Tot ze 't allebei moe wierden en naar 'n ander spel moesten uitzien. ‘Appels!’ beval Mieken.
Hij blies z'n kaken op en zij sloeg er met haar vuistjes tegen, zoodat de wind, door den schok naar buiten gejaagd, met 'n kort geluid langs z'n lippen uitbrak. Hoe harder dat geluid telkens was, hoe luider ze schaterde, en ze riep maar gedurig: ‘Nog! nog!’
Het licht speelde mee in de wonnige huiskamer. Het kwam binnengestoven langs de groene vensterruitjes, dóór de hagelwitte gordijntjes, teekende allerlei grillige gedaanten op den rooden tichelvloer, tusschen en over het witte zand, gleed langs de groene zolderbalken naar den witten muur en stroomde er overheen, spelemeide in de vergulde lijsten van 'n paar schilderijen, peuterde met z'n broze priemen in 't beitelwerk van de eikene kas, glimde in de helgeboende tinnen schotels op 't schouwberd, en strooide kwistig z'n goud en z'n zilver in de blonde haar-vlokken van 't spelende kind.

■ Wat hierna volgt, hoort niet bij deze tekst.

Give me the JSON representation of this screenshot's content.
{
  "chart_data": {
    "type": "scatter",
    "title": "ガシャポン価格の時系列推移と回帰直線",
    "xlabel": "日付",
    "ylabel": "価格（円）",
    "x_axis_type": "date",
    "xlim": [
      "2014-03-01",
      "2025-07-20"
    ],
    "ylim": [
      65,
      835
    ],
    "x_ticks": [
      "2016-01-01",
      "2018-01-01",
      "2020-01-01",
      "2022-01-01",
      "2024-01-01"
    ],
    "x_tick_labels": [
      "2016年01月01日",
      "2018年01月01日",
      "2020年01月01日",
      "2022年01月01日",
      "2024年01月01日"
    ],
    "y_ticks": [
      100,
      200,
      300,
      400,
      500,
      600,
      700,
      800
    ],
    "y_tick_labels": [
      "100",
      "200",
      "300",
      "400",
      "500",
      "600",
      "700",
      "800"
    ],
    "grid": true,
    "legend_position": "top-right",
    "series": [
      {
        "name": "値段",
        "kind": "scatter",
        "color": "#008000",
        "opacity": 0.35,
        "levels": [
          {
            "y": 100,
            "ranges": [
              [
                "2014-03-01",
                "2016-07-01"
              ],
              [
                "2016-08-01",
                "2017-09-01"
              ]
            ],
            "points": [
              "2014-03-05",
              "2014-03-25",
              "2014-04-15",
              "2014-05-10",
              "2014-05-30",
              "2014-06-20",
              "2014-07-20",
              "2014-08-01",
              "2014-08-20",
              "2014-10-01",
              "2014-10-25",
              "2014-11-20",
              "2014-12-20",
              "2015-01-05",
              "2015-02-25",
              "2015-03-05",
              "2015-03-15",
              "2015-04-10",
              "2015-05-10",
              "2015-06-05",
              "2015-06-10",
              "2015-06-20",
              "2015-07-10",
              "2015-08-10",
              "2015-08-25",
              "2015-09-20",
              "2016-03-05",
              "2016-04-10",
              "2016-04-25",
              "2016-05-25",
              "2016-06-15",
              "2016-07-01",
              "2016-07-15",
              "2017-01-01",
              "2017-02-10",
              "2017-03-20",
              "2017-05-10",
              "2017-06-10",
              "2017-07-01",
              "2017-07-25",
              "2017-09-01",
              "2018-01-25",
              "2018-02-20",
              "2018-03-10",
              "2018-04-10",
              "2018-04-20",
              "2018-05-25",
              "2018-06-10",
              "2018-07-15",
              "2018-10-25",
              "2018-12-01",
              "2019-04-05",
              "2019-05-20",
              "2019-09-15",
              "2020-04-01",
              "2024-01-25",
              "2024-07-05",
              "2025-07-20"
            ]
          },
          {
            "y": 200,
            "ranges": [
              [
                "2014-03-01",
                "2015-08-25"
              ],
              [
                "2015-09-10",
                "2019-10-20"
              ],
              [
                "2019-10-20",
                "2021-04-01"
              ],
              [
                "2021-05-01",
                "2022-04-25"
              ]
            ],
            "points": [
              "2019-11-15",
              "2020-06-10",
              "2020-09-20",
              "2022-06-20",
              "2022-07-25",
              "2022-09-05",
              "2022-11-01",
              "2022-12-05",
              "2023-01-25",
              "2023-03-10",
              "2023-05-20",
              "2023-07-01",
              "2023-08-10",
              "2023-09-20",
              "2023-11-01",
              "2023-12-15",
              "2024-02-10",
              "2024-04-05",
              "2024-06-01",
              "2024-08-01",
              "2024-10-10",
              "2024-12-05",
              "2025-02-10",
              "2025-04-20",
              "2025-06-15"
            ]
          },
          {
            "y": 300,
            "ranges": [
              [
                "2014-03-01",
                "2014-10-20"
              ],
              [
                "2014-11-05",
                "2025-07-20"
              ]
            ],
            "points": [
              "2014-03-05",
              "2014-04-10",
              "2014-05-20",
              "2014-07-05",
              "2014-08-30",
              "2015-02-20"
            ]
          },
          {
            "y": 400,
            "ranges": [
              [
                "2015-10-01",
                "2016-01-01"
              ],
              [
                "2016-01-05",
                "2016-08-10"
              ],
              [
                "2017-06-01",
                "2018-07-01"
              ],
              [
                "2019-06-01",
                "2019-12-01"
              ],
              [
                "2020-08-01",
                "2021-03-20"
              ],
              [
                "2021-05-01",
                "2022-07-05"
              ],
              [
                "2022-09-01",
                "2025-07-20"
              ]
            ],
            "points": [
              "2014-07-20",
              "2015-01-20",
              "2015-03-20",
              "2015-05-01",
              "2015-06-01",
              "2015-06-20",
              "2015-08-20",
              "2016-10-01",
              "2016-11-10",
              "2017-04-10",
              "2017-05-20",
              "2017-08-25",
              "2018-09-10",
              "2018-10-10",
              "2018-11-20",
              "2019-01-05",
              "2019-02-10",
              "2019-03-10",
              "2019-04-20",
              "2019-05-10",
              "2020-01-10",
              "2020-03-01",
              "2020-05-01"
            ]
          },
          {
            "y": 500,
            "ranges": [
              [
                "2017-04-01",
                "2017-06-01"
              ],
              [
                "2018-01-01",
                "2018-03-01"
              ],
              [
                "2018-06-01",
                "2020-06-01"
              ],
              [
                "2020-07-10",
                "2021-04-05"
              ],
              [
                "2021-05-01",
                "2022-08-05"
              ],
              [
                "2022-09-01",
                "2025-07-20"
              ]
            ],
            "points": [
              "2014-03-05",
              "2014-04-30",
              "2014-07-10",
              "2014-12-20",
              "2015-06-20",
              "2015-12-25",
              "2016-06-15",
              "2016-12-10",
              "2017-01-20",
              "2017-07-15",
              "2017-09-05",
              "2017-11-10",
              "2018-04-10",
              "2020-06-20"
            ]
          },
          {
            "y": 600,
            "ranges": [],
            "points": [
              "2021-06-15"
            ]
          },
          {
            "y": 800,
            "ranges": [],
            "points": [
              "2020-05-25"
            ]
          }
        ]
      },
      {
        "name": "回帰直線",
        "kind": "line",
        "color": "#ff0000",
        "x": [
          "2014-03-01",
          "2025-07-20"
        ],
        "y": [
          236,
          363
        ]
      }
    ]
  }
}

't Was 'n aanminnig meisje, dat Mieken. Gemeenlijk lachte ze, o! met zoo 'n lief rozemondje, en die lach zoog 'n klein, klein putteken in heur bolle malsche wangen en heur rond kinneken; bezijden 'n klein wipneusken, schitterden 'n paar groote hemelblauwe oogen en over en om dat alles vlokte in grillige krullen, zacht blond haar. Het deed Nellis 'n onzeggelijke deugd haar malsche lijveken tegen zich te drukken en dat permantelijk lieve schepseltje het zijne te weten. Het was hem zooveel te liever dat het z'n laatste was, en met 'n grooteren broer alleen overgebleven van de zes. Zijn andere kinderen waren alle vier op één van de kroep gestorven. Dat had hem en zijn vrouw veel verdriet gedaan en toen hadden ze al hun teederheid overgebracht op het lieve Mieken dat eenige maanden
| |
| |
later ter wereld gekomen was. Hun jongen, Bert, bleef de hoop op de toekomst, tegen dat vader niet meer werken kon, maar, grover van aard, werd hij zoo niet vertroeteld en hield er ook niet aan.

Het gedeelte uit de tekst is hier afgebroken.